Anyways, on to my shit stories. Once, in first grade I remember having to go very bad but I thought I could hold it cause I hated shitting in the school's bathrooms. Just a phobia. Well, it was only the beginning of the day. Needless to say, I couldn't hold myself too well and I ended up dropping a huge log in my pants in the middle of my class.
No one smelled it for awhile, and we went down to the playground across the street to play later for recess. I refused to play with anyone because I knew they'd smell it, or worse it would smear when I went down the slide. So, I stood behind a big tree crying and telling everyone to leave me alone. No one knew what was going on.

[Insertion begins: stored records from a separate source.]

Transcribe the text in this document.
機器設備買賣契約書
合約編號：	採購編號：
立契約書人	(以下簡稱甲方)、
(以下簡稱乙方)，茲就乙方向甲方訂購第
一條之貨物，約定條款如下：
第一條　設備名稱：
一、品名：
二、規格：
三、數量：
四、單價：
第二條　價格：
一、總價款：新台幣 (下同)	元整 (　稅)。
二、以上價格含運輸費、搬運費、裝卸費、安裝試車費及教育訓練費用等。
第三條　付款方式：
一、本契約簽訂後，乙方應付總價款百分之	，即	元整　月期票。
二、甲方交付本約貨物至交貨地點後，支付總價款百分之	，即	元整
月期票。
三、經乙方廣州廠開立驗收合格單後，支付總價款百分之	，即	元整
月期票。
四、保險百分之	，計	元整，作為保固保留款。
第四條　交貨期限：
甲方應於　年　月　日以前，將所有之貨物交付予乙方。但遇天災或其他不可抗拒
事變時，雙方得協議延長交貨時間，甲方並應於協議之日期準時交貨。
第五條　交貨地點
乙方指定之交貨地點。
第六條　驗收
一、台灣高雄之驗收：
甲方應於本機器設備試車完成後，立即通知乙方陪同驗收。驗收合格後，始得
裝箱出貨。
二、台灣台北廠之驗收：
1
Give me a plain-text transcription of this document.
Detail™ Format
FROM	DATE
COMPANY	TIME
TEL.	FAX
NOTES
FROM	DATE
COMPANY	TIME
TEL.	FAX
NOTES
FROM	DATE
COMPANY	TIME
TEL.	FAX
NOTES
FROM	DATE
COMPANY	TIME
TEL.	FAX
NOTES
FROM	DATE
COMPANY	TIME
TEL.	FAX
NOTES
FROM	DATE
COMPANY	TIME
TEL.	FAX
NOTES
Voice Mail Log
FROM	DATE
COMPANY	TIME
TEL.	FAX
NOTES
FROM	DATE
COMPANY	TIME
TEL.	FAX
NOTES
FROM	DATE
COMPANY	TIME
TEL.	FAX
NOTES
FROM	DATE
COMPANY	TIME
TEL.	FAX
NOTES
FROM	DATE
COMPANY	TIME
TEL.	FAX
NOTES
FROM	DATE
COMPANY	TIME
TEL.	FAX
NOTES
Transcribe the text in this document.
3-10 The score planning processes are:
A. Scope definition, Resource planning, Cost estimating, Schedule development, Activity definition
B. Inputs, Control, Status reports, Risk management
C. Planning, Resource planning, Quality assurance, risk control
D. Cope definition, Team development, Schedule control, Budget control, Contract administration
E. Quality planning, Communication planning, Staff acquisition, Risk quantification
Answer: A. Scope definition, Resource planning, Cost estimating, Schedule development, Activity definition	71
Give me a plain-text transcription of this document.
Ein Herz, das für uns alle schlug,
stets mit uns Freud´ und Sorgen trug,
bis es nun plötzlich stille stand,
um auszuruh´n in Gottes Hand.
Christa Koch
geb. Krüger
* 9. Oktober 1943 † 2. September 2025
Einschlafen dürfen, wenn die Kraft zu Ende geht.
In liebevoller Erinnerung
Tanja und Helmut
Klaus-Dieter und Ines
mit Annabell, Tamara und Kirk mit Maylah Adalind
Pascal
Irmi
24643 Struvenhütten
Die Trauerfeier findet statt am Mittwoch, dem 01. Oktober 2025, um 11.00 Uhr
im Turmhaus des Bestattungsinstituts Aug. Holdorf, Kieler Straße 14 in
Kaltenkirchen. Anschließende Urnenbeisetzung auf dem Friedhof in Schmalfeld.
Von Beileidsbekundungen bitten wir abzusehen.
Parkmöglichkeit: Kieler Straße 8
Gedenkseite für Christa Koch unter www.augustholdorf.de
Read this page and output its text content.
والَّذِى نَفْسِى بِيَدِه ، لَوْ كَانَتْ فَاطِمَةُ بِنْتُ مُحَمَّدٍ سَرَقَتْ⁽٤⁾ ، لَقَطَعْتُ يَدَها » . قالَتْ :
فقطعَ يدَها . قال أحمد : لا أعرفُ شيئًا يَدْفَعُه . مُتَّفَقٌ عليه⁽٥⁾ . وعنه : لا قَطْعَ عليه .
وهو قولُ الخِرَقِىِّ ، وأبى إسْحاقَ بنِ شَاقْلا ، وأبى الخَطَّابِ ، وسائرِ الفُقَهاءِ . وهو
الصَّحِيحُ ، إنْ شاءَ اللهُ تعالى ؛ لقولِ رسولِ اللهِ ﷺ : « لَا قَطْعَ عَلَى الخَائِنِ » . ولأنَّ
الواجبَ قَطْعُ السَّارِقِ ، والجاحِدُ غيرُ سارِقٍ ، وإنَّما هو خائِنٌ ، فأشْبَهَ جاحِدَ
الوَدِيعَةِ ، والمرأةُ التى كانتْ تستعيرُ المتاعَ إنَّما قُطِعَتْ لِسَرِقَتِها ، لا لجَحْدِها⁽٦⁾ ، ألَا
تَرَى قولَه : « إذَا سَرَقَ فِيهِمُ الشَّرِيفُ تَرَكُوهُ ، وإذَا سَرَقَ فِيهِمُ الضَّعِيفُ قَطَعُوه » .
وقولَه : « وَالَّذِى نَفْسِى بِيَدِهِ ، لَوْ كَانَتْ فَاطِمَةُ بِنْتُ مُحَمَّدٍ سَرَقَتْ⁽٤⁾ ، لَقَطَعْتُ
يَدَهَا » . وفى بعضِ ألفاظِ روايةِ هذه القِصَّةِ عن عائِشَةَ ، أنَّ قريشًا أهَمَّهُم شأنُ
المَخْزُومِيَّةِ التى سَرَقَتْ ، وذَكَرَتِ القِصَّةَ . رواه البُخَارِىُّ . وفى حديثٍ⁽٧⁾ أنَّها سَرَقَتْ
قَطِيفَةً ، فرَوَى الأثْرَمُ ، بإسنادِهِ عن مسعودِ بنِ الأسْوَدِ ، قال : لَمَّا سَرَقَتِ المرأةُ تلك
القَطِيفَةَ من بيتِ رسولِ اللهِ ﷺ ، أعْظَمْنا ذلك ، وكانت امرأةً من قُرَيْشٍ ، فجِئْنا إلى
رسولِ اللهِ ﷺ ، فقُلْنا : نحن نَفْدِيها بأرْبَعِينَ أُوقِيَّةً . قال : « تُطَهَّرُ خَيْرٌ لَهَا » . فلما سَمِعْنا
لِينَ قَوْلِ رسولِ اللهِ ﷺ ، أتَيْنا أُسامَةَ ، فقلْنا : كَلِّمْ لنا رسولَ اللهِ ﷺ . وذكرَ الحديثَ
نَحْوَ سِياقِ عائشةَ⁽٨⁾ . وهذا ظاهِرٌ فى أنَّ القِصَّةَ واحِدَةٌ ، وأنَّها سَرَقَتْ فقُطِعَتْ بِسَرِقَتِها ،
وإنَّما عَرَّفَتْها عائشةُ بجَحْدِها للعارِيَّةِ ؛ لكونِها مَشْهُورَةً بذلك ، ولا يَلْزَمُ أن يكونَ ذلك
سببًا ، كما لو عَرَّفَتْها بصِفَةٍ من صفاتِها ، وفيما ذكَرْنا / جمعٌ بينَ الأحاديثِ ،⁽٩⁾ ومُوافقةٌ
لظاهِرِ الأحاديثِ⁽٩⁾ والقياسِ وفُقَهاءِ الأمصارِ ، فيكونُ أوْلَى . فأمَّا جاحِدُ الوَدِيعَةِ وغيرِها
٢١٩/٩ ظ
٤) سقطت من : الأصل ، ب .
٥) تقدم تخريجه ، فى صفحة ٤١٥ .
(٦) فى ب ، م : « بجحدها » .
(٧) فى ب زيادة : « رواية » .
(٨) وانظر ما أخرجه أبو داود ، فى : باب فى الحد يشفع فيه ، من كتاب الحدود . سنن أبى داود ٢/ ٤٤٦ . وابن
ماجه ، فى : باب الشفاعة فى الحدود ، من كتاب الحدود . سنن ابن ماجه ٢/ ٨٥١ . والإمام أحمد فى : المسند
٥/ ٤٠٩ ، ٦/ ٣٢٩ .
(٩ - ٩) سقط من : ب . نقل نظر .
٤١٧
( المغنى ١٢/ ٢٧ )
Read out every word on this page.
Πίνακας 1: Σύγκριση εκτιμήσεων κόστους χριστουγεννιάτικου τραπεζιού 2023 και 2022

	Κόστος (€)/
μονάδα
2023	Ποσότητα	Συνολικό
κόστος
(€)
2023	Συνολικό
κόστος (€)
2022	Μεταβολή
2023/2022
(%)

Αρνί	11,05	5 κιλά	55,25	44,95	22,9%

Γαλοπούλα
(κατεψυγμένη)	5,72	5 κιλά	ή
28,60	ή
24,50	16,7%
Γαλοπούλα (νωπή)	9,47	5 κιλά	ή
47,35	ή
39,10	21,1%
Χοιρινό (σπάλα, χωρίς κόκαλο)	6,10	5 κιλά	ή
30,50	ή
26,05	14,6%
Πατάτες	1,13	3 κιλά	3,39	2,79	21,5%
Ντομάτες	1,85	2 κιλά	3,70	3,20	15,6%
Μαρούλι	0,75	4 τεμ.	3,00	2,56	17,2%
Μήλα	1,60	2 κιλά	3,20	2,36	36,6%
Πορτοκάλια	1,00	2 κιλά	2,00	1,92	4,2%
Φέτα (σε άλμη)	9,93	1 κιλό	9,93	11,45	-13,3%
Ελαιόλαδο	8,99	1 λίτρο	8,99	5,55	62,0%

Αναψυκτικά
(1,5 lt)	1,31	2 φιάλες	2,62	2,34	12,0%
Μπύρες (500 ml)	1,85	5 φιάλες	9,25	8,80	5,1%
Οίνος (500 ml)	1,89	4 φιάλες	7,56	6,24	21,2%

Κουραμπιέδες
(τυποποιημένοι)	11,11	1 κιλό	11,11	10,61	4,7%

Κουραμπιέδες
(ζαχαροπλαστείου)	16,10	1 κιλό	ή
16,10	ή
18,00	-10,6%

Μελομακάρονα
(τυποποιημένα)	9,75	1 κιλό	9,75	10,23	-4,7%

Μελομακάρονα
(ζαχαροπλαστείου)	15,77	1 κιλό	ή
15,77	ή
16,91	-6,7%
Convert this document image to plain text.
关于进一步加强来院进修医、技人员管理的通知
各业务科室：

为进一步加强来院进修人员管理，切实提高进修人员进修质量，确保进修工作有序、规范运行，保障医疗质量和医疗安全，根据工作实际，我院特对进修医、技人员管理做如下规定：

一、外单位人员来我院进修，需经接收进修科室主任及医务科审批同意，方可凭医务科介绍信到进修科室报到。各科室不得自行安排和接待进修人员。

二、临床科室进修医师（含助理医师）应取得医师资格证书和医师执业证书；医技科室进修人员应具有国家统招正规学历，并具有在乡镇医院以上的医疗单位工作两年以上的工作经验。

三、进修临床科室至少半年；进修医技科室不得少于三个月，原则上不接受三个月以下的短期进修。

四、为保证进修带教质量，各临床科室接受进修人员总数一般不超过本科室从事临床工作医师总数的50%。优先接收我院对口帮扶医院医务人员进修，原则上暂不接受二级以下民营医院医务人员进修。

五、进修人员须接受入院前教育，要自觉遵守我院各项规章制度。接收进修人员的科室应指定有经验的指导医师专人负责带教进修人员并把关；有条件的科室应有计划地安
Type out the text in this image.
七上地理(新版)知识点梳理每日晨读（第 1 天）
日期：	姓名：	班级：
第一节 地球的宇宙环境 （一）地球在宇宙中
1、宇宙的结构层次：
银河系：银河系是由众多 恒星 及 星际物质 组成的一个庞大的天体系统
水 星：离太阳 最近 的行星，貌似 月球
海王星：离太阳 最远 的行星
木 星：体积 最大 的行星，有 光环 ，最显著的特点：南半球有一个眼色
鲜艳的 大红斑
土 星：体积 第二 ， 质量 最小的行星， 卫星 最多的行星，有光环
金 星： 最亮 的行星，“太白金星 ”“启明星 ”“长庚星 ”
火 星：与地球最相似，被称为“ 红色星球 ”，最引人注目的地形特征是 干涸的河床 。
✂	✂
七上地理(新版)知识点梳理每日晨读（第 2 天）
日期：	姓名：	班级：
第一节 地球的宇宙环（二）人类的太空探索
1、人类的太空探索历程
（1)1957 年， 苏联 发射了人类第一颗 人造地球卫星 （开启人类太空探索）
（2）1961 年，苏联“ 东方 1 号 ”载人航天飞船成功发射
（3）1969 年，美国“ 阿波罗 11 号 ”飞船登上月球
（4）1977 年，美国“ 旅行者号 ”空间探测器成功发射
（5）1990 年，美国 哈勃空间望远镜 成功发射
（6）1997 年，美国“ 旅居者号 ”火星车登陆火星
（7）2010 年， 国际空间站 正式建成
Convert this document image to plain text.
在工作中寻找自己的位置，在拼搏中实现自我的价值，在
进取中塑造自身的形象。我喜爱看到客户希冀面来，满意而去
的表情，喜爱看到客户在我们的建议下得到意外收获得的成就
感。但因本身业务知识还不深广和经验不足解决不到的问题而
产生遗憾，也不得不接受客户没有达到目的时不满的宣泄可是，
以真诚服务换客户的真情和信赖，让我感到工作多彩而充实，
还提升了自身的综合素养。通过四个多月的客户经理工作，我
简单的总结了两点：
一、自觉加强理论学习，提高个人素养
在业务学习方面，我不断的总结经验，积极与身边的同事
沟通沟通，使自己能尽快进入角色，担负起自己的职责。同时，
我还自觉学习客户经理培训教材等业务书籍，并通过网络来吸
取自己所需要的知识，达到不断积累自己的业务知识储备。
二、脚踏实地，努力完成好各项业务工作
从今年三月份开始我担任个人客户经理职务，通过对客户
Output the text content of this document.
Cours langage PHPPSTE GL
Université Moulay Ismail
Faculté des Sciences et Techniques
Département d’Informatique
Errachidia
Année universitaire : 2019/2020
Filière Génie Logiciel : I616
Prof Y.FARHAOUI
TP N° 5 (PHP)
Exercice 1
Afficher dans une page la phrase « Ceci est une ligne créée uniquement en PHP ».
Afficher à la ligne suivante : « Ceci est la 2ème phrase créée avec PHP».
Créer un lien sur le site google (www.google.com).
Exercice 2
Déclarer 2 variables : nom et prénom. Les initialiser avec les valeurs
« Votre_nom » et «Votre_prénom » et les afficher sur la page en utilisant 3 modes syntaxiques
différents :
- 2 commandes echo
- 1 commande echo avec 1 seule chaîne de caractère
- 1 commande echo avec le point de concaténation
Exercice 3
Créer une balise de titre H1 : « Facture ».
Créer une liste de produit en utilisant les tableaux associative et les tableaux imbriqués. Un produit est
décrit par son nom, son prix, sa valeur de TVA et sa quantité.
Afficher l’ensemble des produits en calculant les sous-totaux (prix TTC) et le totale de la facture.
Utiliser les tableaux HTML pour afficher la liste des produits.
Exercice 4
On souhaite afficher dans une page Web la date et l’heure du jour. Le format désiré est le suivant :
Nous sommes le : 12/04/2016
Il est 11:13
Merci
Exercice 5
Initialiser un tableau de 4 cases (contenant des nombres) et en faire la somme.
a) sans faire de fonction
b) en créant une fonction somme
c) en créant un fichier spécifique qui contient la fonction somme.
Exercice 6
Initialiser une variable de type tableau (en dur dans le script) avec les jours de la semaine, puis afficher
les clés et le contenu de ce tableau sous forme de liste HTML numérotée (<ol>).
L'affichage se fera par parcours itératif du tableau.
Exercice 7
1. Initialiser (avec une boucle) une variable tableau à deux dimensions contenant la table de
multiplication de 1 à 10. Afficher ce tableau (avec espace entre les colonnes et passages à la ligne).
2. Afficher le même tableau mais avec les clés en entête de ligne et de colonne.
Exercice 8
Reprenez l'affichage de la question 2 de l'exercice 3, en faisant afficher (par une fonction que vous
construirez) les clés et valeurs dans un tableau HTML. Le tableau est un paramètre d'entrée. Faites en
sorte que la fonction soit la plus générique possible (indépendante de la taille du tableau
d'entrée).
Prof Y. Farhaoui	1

Later, when we got back to class, the teacher took me aside and I told her. She called my mom who came and picked me up from school, and I remember my first grade teacher and my mom talking, and my teacher said "I thought I was smelling something at some point." And I thought, 'You bitch, I'm still standing right here.'

The second time, and way too recent time, I was a senior in high school. Me and my girlfriend were in Blockbuster and I had to shit really bad, but I wasn't really having any troubles holding it. But then, I had to fart. Oh I can squeeze this one out, no problems. Not. So. Much. I ended up sharting my pants, and me and my gf were suppose to go hang out over at a friend of ours and watch movies. I sidled up to her as she was looking at movies, and very non-chalantly said "Damn. I just shat my pants." She gives me this look and starts laughing and making fun of me. I told her it's not funny and we had to go home so I could change boxers before we went over there. She made fun of me for the rest of the night... and several months after as well. Oh well, it was pretty funny.